More than likely, one won’t know whether a speech has been well received until days later. Early opinions are often kind but not truthful. Realistic assessments filter in. In ancient times, the result of a speech was a vote for or against the speaker or his proposal. Feedback was instantaneous. Today, a speech is one communication among others: It rarely decides the fate of anything. It is part of a larger act of persuasion. One looks for feedback that indicates a positive regard for what a CEO had to say, if not a change in behavior. Positive regard is a first step in changing behavior.


There are rules for how to structure a good speech, but rules bend to an audience because an audience and the final state of mind of its individuals are what one is attempting to influence. A CEO can speak daringly to someaudiences but not to others. A CEO can be informal with some individuals but must be conservative with others. There is a time for ringing phrases, a time for blunt language, a time for humor and a time for audience interaction. There are guidelines one should consider when writing a speech. The first is to talk to an audience’s level. For an audience that understands a topic well, starting in media res is OK. For an audience that doesn’t understand an issue, the old rule of “Tell them what you are going to tell them. Tell them. Tell them what you told them,” is effective. For all audiences, showing is better than telling because eyes have primacy over ears, but numerous and tedious PowerPoint slides are tiring and defeat the purpose of what one is trying to do. Showing can be telling when one writes for the ear and paints a picture of what one is trying to say. However, this can be deadly if a speaker does not have the skill or energy to deliver such a speech well. Studying ancient rhetoric is useful in learning options one has in presenting and illustrating ideas, but using rhetorical principles without judgment is dangerous. As Aristotle said, one must have the “faculty of observing in any given case the available means of persuasion.”
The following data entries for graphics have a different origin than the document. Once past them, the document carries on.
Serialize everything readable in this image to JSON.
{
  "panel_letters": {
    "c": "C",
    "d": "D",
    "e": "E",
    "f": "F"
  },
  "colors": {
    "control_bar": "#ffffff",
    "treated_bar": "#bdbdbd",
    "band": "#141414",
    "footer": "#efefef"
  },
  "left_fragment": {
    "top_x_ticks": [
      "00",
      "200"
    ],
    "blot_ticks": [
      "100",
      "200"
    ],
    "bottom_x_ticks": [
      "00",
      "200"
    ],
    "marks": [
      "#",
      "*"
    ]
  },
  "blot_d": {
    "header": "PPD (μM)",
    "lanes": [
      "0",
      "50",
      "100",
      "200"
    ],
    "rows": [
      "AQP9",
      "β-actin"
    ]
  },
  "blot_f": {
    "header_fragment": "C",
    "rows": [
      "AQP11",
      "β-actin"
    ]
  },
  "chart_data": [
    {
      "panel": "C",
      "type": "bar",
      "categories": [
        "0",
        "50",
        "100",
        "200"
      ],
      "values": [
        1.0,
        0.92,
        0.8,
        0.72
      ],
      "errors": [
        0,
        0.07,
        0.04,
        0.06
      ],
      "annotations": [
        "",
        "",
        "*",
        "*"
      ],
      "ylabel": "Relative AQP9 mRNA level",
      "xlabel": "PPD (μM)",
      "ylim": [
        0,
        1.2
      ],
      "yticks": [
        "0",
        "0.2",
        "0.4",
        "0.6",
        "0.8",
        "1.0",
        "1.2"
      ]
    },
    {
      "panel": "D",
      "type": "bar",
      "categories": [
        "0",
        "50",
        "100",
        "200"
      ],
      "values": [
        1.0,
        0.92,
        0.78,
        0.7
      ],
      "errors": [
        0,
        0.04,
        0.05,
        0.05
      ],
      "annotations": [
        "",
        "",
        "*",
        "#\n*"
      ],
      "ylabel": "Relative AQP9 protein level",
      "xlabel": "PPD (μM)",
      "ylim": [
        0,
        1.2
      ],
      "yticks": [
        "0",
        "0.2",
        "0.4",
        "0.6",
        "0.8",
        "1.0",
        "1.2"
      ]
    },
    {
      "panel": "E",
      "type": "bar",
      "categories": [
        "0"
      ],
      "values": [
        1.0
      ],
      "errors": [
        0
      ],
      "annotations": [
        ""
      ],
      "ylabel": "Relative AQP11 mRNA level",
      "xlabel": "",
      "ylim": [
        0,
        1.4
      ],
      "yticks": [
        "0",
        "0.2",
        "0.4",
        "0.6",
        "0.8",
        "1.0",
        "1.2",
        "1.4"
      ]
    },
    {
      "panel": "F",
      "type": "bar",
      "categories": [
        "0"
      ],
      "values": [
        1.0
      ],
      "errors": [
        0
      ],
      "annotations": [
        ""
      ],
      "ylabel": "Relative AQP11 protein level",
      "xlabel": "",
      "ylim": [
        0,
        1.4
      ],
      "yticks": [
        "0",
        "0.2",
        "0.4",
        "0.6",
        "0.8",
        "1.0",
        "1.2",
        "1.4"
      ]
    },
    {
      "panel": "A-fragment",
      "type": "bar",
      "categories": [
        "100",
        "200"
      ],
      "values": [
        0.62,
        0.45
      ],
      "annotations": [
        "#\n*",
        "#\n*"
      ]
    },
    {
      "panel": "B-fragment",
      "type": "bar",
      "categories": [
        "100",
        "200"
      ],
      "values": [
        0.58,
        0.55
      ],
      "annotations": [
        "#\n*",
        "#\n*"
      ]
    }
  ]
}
The speechwriter who is unable to do that is of little value to a CEO. Good speeches are never written in vacuums. They fit a place, time, a speakerand audience. Few speeches or speakers ever rise above audiences they persuade at a given moment in time. Speechwriting, therefore, is mostly a practical craft and not one of poetry or expression. Only a few speakers are remembered from any generation for their ability to rise above place and time and to speak across them both. Rarely are CEOs ever called upon to do that.